A thick fog flows over the eastern range of the Colombian Andes. Here and there, the constant wind lifts the clouds to reveal lagoons, cloud forests, and páramo, an Andean alpine ecosystem known as a “mountaintop sponge” for its massive water-holding capacity.

Descending lower into the Upper Magdalena Valley, about 400 kilometres southwest of Bogotá, rural communities farm a wide variety of fruit and vegetable crops, and raise animals that not only sustain families, but help feed Colombia’s major cities.

In the municipal districts of Gigante and Garzón in the department (province) of Huila, the bucolic setting is interrupted by the platforms of several oil wells belonging to Emerald Energy PLC.

Emerald Energy, founded in London in 1996, was awarded its first exploration permit for the Matambo Bloc in Gigante. (Governments typically auction off oil exploration rights on specific parcels of land known as blocks or blocs.)

On Aug. 9, 2011, the Colombian Ministry of Environment and Sustainable Development issued Environmental License 1609 to Emerald Energy, allowing it to install five new platforms and three oil wells in the VSM 32 Bloc, adjacent and uphill of the Matambo Bloc.

Four months after the permit was authorised, campesinos opposing the project gathered in the farming village of Zuluaga.

“I believe we are all united here because of the Emerald’s crude behaviour within our region,” said Luis Jorge Sanchez Garcia, Huila’s former governor. “It is vital that we unite to protect our natural resources from oil development, (and) in particular protect our water. If some disaster happens, it will not affect just the countryside where the operations are; it will affect our entire region.”

“Emerald Energy is destroying the land and water,” Armando Acuña, a municipal council member from Garzón, told CorpWatch. “Their exploration, with underground explosions is causing landslides and the ground to sink, homes, and crops are being destroyed and we are losing our water.”

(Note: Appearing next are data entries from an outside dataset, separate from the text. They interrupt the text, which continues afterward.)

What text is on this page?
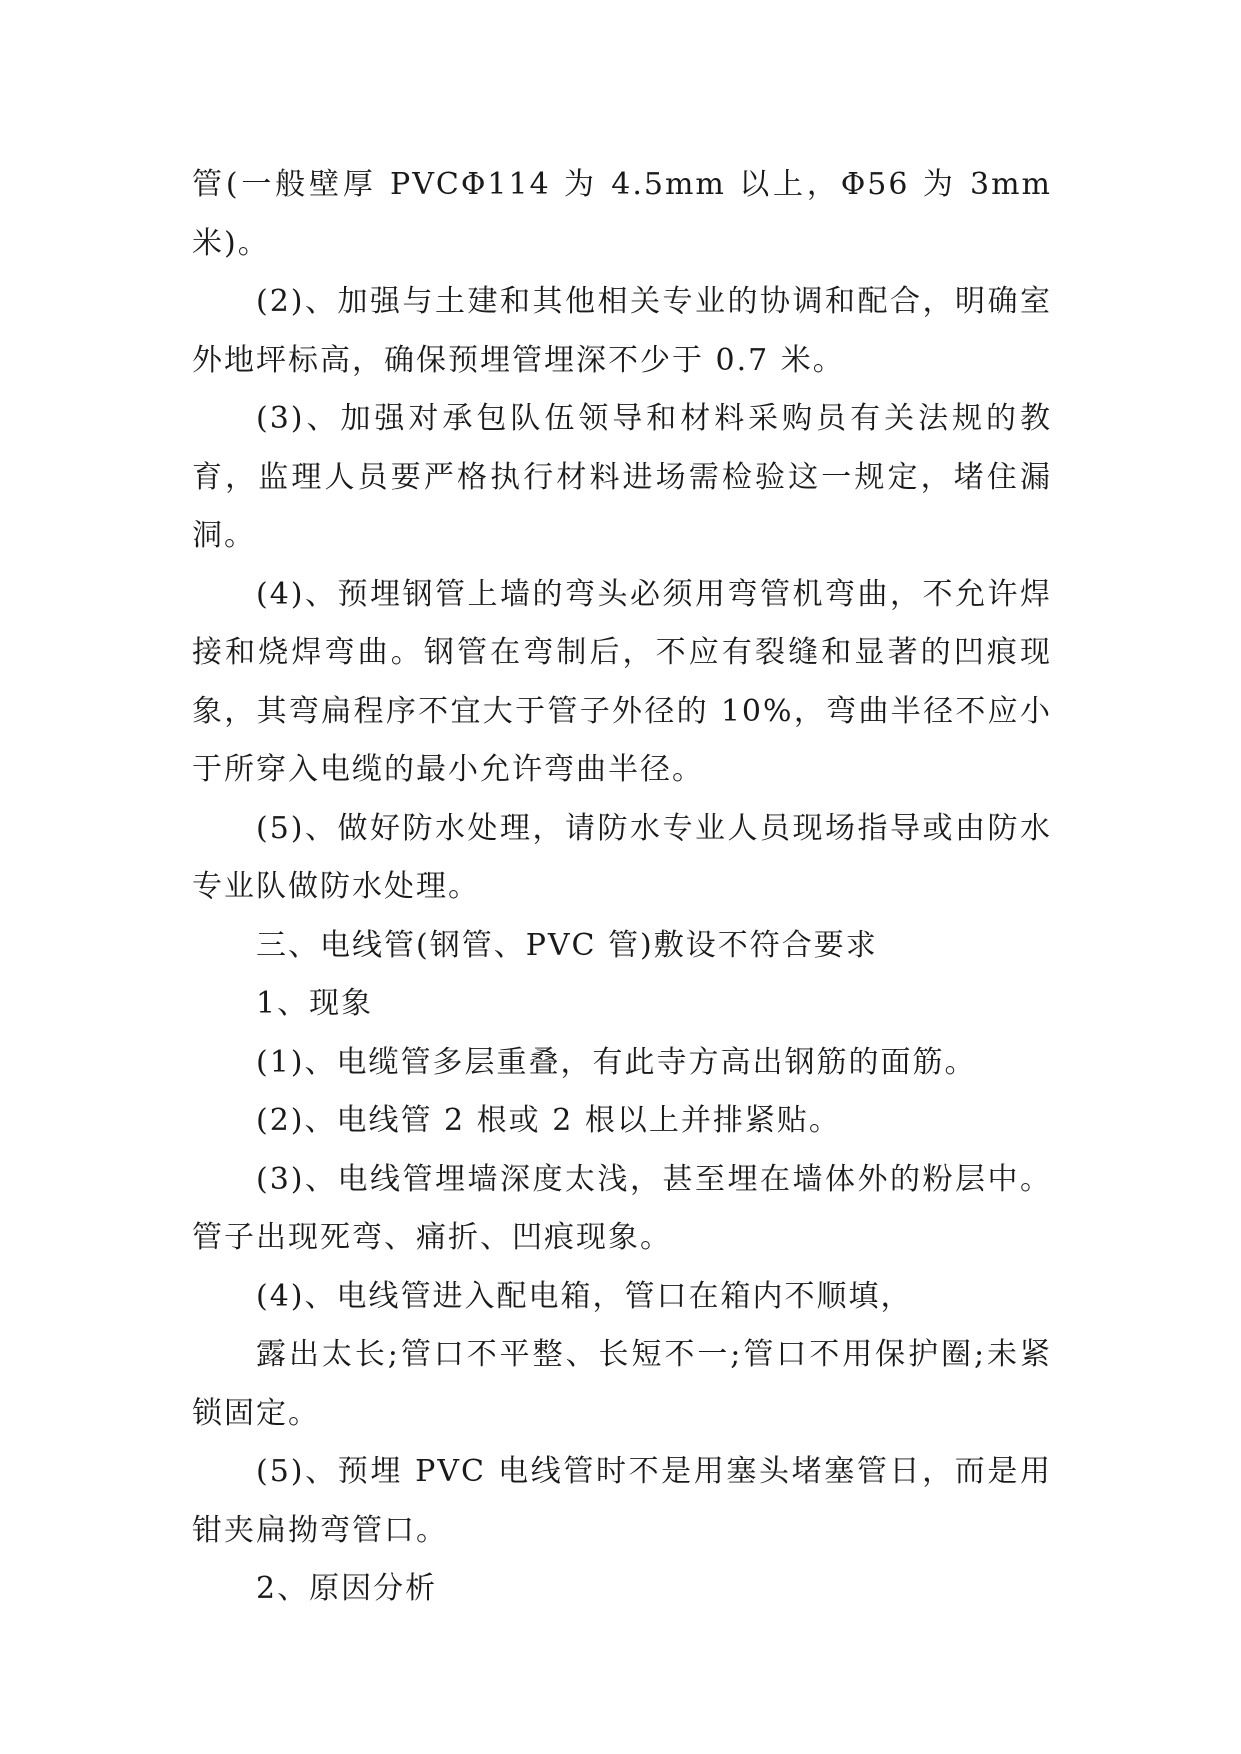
管(一般壁厚 PVCΦ114 为 4.5mm 以上，Φ56 为 3mm 米)。

(2)、加强与土建和其他相关专业的协调和配合，明确室外地坪标高，确保预埋管埋深不少于 0.7 米。

(3)、加强对承包队伍领导和材料采购员有关法规的教育，监理人员要严格执行材料进场需检验这一规定，堵住漏洞。

(4)、预埋钢管上墙的弯头必须用弯管机弯曲，不允许焊接和烧焊弯曲。钢管在弯制后，不应有裂缝和显著的凹痕现象，其弯扁程序不宜大于管子外径的 10%，弯曲半径不应小于所穿入电缆的最小允许弯曲半径。

(5)、做好防水处理，请防水专业人员现场指导或由防水专业队做防水处理。

三、电线管(钢管、PVC 管)敷设不符合要求

1、现象

(1)、电缆管多层重叠，有此寺方高出钢筋的面筋。

(2)、电线管 2 根或 2 根以上并排紧贴。

(3)、电线管埋墙深度太浅，甚至埋在墙体外的粉层中。管子出现死弯、痛折、凹痕现象。

(4)、电线管进入配电箱，管口在箱内不顺填，

露出太长;管口不平整、长短不一;管口不用保护圈;未紧锁固定。

(5)、预埋 PVC 电线管时不是用塞头堵塞管日，而是用钳夹扁拗弯管口。

2、原因分析
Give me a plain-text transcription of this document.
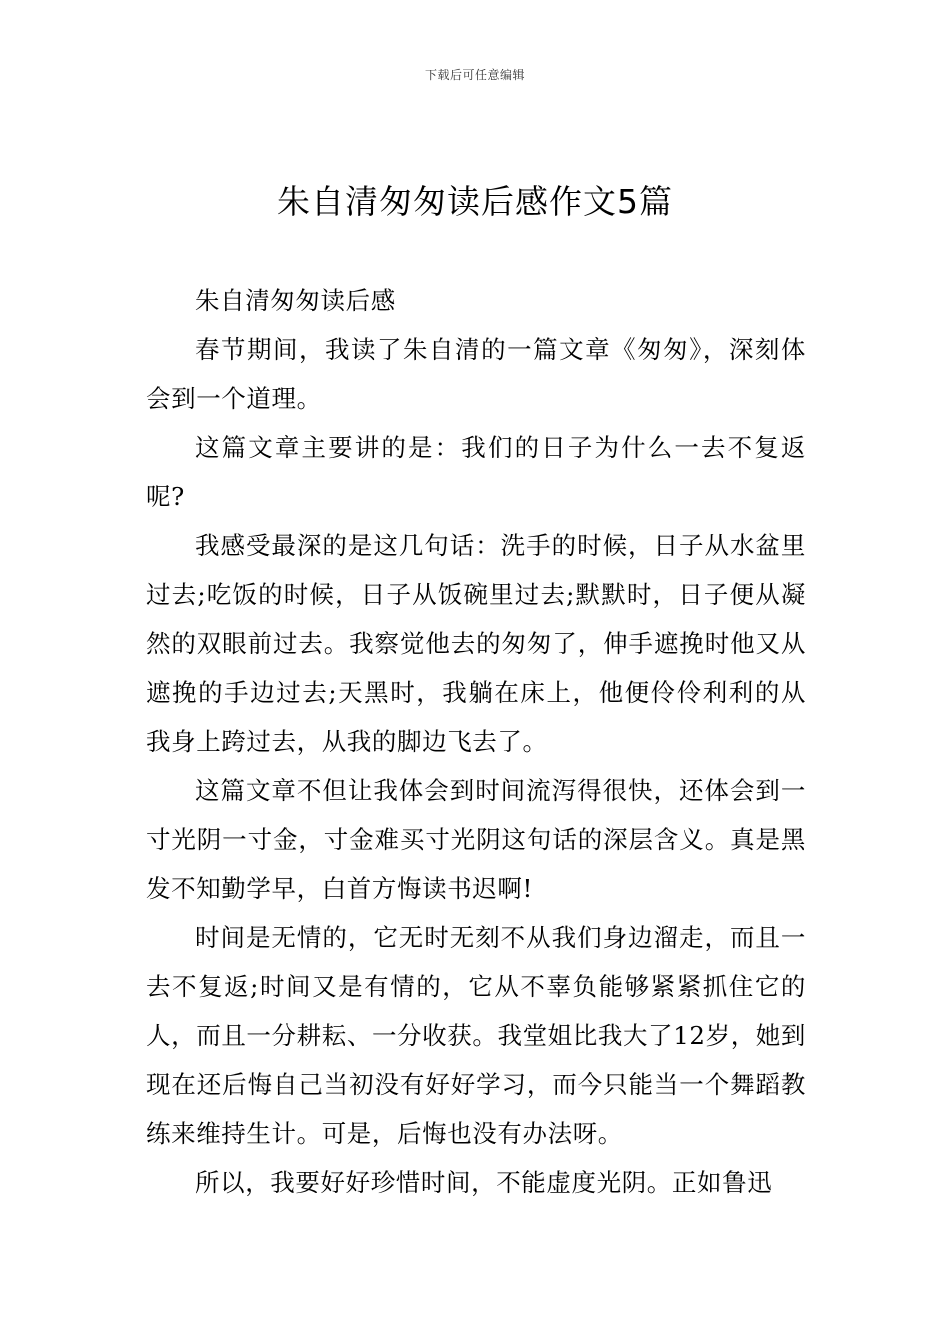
下载后可任意编辑
朱自清匆匆读后感作文5篇

朱自清匆匆读后感

春节期间，我读了朱自清的一篇文章《匆匆》，深刻体会到一个道理。

这篇文章主要讲的是：我们的日子为什么一去不复返呢?

我感受最深的是这几句话：洗手的时候，日子从水盆里过去;吃饭的时候，日子从饭碗里过去;默默时，日子便从凝然的双眼前过去。我察觉他去的匆匆了，伸手遮挽时他又从遮挽的手边过去;天黑时，我躺在床上，他便伶伶利利的从我身上跨过去，从我的脚边飞去了。

这篇文章不但让我体会到时间流泻得很快，还体会到一寸光阴一寸金，寸金难买寸光阴这句话的深层含义。真是黑发不知勤学早，白首方悔读书迟啊!

时间是无情的，它无时无刻不从我们身边溜走，而且一去不复返;时间又是有情的，它从不辜负能够紧紧抓住它的人，而且一分耕耘、一分收获。我堂姐比我大了12岁，她到现在还后悔自己当初没有好好学习，而今只能当一个舞蹈教练来维持生计。可是，后悔也没有办法呀。

所以，我要好好珍惜时间，不能虚度光阴。正如鲁迅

Communities defend Matambo

Unique to the Americas, páramo are mostly found in the Andes Mountains, with more than 60 percent occurring in Colombia. The vegetation, a unique mixture of lichens, mosses, algae and grasses, has incredible water retention capacity, birthing major rivers such as the Orinoco, Magdalena and Amazon.

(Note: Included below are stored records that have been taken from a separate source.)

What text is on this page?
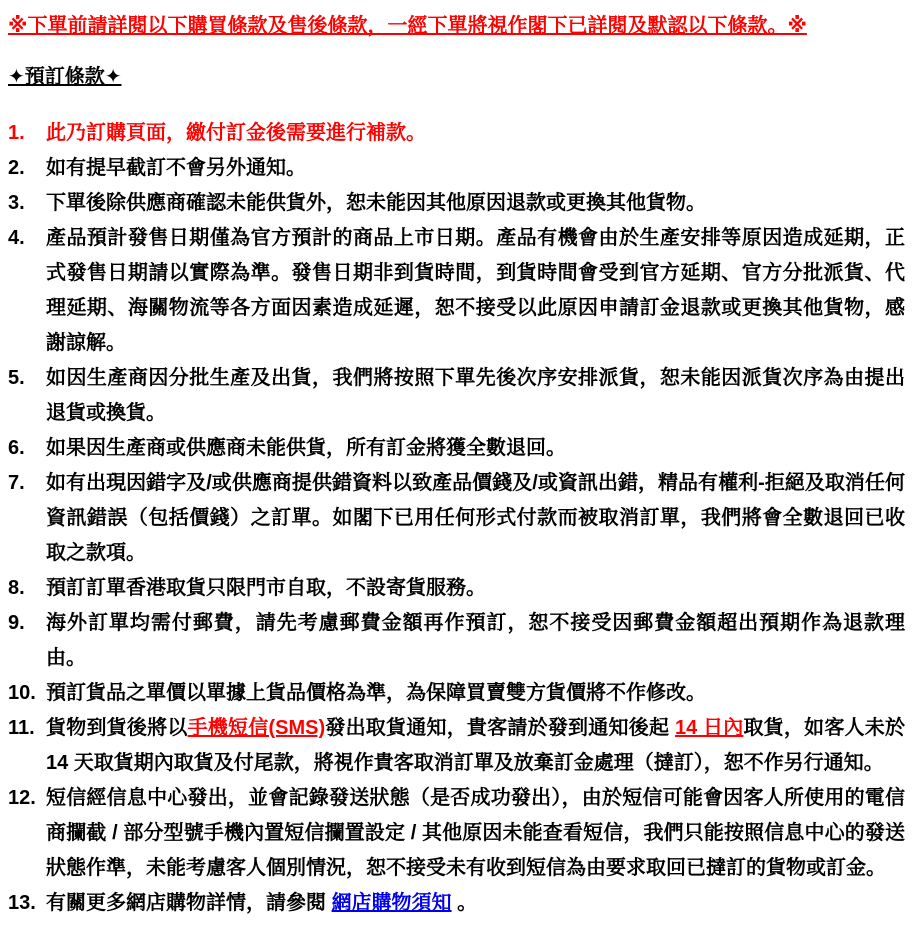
※下單前請詳閱以下購買條款及售後條款，一經下單將視作閣下已詳閱及默認以下條款。※
✦預訂條款✦
1.	此乃訂購頁面，繳付訂金後需要進行補款。
2.	如有提早截訂不會另外通知。
3.	下單後除供應商確認未能供貨外，恕未能因其他原因退款或更換其他貨物。
4.	產品預計發售日期僅為官方預計的商品上市日期。產品有機會由於生產安排等原因造成延期，正式發售日期請以實際為準。發售日期非到貨時間，到貨時間會受到官方延期、官方分批派貨、代理延期、海關物流等各方面因素造成延遲，恕不接受以此原因申請訂金退款或更換其他貨物，感謝諒解。
5.	如因生產商因分批生產及出貨，我們將按照下單先後次序安排派貨，恕未能因派貨次序為由提出退貨或換貨。
6.	如果因生產商或供應商未能供貨，所有訂金將獲全數退回。
7.	如有出現因錯字及/或供應商提供錯資料以致產品價錢及/或資訊出錯，精品有權利-拒絕及取消任何資訊錯誤（包括價錢）之訂單。如閣下已用任何形式付款而被取消訂單，我們將會全數退回已收取之款項。
8.	預訂訂單香港取貨只限門市自取，不設寄貨服務。
9.	海外訂單均需付郵費，請先考慮郵費金額再作預訂，恕不接受因郵費金額超出預期作為退款理由。
10. 預訂貨品之單價以單據上貨品價格為準，為保障買賣雙方貨價將不作修改。
11. 貨物到貨後將以手機短信(SMS)發出取貨通知，貴客請於發到通知後起 14 日內取貨，如客人未於 14 天取貨期內取貨及付尾款，將視作貴客取消訂單及放棄訂金處理（撻訂），恕不作另行通知。
12. 短信經信息中心發出，並會記錄發送狀態（是否成功發出），由於短信可能會因客人所使用的電信商攔截 / 部分型號手機內置短信攔置設定 / 其他原因未能查看短信，我們只能按照信息中心的發送狀態作準，未能考慮客人個別情況，恕不接受未有收到短信為由要求取回已撻訂的貨物或訂金。
13. 有關更多網店購物詳情，請參閱 網店購物須知 。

The Matambo Bloc, which sits below the páramo in the Magdalena Valley, gets its name from a mountain in the shape of the face of a giant who, according to local legend, will one day arise from the earth.

Since the Matambo Bloc was opened, the region encompassed by the operations has seen a steady deterioration of its land and water, according to the Intersectorial Association of Gigante & Garzón (AISEG).

In 2000, two years after the Gigante 1 well was drilled to 4,815 metres, “there was an explosion that resulted in a fire that burned for 25 days with a flame that was about 30 meters high, shutting down operations,” Jorge Enrique Alvarado, a municipal council member, told CorpWatch.

“This whole area had a dense hazy cloud over it during that whole month and the area nearby had all sorts of burnt oil and ash accumulated on their crops, cattle and fish ponds.”

In early January, the communities affected by Emerald Energy attempted to stop Emerald’s expansion.

“As of November 2011 we have been blocking the entrance to all operations in VSM 32 Bloc, and do not intend to allow any machinery to enter,” said Alberto Calderon, a member of Intersectorial Association of Gigante & Garzón (AISEG), at a public roundtable that followed the blockade.

The middle-aged farmer lives with his wife, two children and some cows and chickens on a small, self-sufficient farm that produces coffee, avocados, onions, and cacao. His land borders Emerald’s oil well Iskana 1.

“Nothing they have brought us has helped us,” he said of Emerald. “Our rivers are drying. They foment divisions within the community, and our youth do not want to work the land after they have worked for the company.”